Oh, the doctors made it clear that they thought I was in danger. The looks on the faces of my wife, daughter and close friends made it clear what they were thinking, even if they weren’t saying it.
Even through the haze of whatever remedy they pumped through my veins during my week-long stay in the ICU, I had a pretty good idea what was happening.
I just didn’t compute that it was happening to me. (After hearing about the ridiculous things I said, slurred speech and random words included, I concede that it’s possible I didn’t compute much of anything for a few days.)
My white-light-through-the-tunnel experience came midway through my visit to Intensive Care, when doctors sent me down for a full brain MRI. (Ironically, my near-death epiphany came well after I was past the immediate danger.) I lay there on that plastic table, barely hearing the classical music on the white plastic headphones over the deep, resonant pounding of the MRI. At some point that seemed like hours into what was supposed to be a 20-minute scan, I lost track of my breathing – I mean I literally didn’t know if I was supposed to breath in or out – and just for that moment I allowed myself to wonder “is this it?”
Then, oddly enough, I thought about the Fitbit® sitting on my kitchen counter. We’d bought it for a friend’s birthday, but learned too late that she already had one. My visit to the emergency room and subsequent incarceration occurred before we had the chance to return it. (Which reminds me – I probably still owe her something for that birthday. Sheesh.)
Back then, Fitbits were all the rage. Everyone at my office wore them, and everyone took random breaks to walk around the block. These little “activity trackers” primarily focused on how many steps you take.
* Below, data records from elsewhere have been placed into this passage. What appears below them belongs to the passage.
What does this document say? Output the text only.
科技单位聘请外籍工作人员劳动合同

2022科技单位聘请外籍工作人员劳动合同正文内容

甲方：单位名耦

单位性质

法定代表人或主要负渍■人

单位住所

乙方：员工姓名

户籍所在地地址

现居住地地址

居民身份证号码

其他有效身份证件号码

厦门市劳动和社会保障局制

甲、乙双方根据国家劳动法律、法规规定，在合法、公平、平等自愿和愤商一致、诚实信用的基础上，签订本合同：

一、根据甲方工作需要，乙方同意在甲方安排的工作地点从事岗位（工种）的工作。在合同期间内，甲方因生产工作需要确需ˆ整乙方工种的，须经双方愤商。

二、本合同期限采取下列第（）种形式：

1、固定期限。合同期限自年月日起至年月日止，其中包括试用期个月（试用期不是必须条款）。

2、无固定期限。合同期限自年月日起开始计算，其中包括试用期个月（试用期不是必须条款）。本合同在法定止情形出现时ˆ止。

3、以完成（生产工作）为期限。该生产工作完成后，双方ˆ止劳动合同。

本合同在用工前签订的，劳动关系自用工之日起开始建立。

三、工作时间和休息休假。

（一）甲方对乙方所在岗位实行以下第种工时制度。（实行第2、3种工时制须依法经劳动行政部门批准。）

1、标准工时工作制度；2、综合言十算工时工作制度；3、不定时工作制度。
At my office, “I’m taking a lap” meant someone was trying to get in their daily 10,000 steps.
I thought about that Fitbit, and i thought about those 10,000 steps.
It really was a random thought whose only meaning was in its timing. It was certainly more interesting (more distracting, anyway) than dwelling on how close I might have come to, well, you know. (Don’t make me say it!) But I wouldn’t qualify it as epiphanic in any way.
Except, as it turns out, it was.
i realized, probably for the first time in my life, that my steps are numbered. Maybe that should have led to the next logical rationale, that I should slow down, take it easy. But no. My next thought was how much I still have planned, how much more I intend to accomplish, how much harder and more deliberate I need to work.
My steps are numbered.
When I thought about my wife and daughter, my friends, my business, when I truly considered all that I hope to see and do in my life, when I finally accepted that I have absolutely no idea whether I have 10 steps or 10,000 steps to go, that’s when the real epiphany showed up.
You have to take each step as if it could be the last.
When you’ve only got 10,000 steps, you have to make each and every one count.